There’s more to Sir Keir than meets the eye – and it’s not looking good

Starmer
Starmer

Isn’t it funny how it’s always the quiet ones? There we were, thinking Sir Keir Starmer was as dull as an old stainless steel spoon, but it turns out he is rather more colourful – and complicated – than we all supposed.

Luxury penthouse apartments; designer clothes; VIP seats in Premier League football stadiums and much sought-after hot tickets to pop concerts – evidently he’s been living quite the high life.

Posing on the front cover of a magazine this week, our prime minister looks blander than ever – like a thousand other middle-aged middle managers. On closer inspection, the picture isn’t even him: it’s AI generated. Which is quite apposite really, because many of us are beginning to wonder who he really is.

As the revelations about the benefits he derived from his friendship with a wealthy party donor continue to flow, it is increasingly apparent that there is much more to Sir Keir than meets the eye.

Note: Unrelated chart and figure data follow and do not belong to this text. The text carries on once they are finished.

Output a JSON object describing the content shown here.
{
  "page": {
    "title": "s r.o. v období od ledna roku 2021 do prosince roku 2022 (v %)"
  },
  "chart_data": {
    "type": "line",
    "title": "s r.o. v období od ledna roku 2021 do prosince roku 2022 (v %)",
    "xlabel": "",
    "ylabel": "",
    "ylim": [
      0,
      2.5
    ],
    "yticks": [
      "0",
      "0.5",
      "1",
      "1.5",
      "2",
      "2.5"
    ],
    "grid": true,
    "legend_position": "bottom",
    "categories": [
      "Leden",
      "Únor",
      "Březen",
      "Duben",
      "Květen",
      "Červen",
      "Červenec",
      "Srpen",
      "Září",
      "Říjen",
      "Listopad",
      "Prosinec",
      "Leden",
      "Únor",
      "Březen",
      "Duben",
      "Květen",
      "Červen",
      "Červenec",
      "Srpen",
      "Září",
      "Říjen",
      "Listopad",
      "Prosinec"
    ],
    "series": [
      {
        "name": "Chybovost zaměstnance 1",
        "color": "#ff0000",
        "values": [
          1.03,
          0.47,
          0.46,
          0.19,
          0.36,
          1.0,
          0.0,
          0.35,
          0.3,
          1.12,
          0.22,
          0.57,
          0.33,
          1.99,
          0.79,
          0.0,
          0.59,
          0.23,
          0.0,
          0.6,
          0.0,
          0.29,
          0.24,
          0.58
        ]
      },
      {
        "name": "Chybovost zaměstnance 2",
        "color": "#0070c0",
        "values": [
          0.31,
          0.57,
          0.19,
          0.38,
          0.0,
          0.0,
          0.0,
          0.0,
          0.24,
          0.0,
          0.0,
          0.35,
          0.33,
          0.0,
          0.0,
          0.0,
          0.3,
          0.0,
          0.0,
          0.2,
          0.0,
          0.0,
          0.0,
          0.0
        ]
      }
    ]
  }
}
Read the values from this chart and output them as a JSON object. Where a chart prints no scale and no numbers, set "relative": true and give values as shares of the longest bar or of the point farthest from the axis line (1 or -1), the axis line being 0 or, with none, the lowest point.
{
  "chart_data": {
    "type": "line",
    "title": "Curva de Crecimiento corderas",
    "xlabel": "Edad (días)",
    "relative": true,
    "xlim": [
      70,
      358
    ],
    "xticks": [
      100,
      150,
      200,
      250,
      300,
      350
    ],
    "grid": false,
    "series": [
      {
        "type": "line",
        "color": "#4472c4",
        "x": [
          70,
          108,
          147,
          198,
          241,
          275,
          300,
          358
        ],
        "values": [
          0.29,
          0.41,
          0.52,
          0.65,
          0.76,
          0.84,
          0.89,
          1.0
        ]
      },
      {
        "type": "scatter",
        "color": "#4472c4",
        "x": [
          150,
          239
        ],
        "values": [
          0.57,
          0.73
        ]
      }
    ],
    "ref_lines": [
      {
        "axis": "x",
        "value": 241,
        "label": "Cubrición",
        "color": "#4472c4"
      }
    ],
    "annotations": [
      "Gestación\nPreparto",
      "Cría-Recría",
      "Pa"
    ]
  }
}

His challenge now? Wafting away a growing stench of hypocrisy. That moral high horse of his, which he has spent the past three years riding, is looking more like a giraffe. Right now, it has its neck down, and Starmer is in grave danger of sliding off.

The difficulty is the sanctimonious air he adopted throughout “Partygate” and Boris Johnson’s troubles with gold wallpaper. Sir Keir led voters to believe that he was a different kind of politician, who would never grub around in such a way.
The earnest image he sold voters now looks like a massive fraud.

As for his secret best friend, squillionaire Lord Alli, you’ve got to hand it to him. The man has played an absolute blinder. Like a kind of reverse Where’s Wally, the wealthy peer with the Downing Street pass seems to be absolutely everywhere.

Somewhere in the middle of an increasingly dizzying picture is our prime minister – looking increasingly furtive.